Ranariddh was Cambodia's co-prime minister for four years in an uneasy power-sharing arrangement with current Prime Minister Hun Sen after his party won a United Nations-organized election in 1993. His party's popularity was largely due to its royalist credentials, although Ranariddh's personal relations with his popular father, late King Norodom Sihanouk, were often strained.

He was ousted in July 1997 and fled abroad when long-simmering tensions between him and Hun Sen exploded into two days of bitter fighting in Phnom Penh between his forces and those loyal to Hun Sen.

Ranariddh was allowed to return to contest elections the following year but failed to repeat his success at the ballot. He slid into political irrelevancy, as FUNCINPEC became co-opted by Hun Sen, a much savvier and tougher politician than Ranariddh.

Ranariddh is currently president of FUNCINPEC. It holds 41 seats in the National Assembly, but only because seats held by the opposition Cambodia National Rescue Party were redistributed after CNRP was dissolved.
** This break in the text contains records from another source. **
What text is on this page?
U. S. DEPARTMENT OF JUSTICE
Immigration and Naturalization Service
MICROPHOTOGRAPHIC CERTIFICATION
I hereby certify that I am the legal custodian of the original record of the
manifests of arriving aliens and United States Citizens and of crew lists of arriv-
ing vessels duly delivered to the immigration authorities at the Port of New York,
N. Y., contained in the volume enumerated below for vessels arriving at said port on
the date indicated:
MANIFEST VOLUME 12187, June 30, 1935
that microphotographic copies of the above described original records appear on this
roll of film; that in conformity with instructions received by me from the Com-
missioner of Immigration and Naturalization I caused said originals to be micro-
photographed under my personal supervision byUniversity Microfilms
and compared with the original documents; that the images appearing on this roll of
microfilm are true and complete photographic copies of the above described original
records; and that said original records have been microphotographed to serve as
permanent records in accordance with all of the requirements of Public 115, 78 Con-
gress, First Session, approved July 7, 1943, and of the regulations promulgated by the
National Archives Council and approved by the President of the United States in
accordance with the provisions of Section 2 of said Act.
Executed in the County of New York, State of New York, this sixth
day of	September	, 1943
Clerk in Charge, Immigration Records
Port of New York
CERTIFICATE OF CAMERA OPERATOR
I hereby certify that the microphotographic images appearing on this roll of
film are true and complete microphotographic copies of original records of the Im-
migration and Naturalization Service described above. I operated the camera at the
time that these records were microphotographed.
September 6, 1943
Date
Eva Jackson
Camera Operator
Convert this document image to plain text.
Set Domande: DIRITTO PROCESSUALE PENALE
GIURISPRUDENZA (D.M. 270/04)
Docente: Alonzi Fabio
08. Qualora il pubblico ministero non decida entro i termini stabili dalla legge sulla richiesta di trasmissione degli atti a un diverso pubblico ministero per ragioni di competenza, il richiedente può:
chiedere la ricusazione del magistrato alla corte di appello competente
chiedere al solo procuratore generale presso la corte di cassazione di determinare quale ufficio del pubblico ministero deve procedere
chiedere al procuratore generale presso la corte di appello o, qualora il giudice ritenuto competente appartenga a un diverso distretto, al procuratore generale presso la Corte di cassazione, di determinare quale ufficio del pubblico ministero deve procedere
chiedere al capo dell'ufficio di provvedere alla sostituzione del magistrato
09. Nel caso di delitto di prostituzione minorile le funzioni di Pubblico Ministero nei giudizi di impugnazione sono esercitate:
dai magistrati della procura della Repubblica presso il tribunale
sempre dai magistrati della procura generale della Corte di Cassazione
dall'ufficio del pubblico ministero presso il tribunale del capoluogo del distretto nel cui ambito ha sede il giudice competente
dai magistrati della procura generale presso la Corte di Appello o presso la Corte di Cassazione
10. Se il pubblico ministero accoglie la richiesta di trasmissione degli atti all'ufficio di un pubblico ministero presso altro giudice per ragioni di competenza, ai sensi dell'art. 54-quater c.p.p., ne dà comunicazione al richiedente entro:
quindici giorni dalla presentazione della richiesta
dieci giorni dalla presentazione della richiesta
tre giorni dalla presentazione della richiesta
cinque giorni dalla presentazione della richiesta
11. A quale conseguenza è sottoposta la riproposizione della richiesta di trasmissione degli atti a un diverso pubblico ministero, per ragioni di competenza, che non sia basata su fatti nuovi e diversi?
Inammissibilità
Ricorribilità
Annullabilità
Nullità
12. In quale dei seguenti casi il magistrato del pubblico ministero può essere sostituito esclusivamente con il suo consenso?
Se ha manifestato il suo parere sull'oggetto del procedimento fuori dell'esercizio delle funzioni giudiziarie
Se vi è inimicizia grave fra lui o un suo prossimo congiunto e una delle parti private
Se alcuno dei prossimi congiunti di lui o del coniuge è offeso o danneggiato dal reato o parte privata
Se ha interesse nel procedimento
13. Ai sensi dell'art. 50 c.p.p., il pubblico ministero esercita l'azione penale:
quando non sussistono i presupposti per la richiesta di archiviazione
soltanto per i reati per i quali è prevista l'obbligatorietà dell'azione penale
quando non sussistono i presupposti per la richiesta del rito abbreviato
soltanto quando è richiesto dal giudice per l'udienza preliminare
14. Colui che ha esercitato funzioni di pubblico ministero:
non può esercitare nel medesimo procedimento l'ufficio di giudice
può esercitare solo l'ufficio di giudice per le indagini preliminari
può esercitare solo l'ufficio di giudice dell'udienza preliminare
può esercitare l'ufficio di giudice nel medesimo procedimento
The dissolution was widely seen as a maneuver to ensure an easy victory for Hun Sen in the general election, with parties contesting the polls generally seen as hopelessly weak or fronting for the ruling Cambodian People's Party so it can claim it ran a fair race by allowing opposition candidates.

Ranariddh is also president of the Supreme Privy Advisory Council to King Norodom Sihamoni, his half brother.

Ouk Phalla, a classical Cambodian dancer reported to be descended from a separate royal family branch, was Ranariddh's second wife.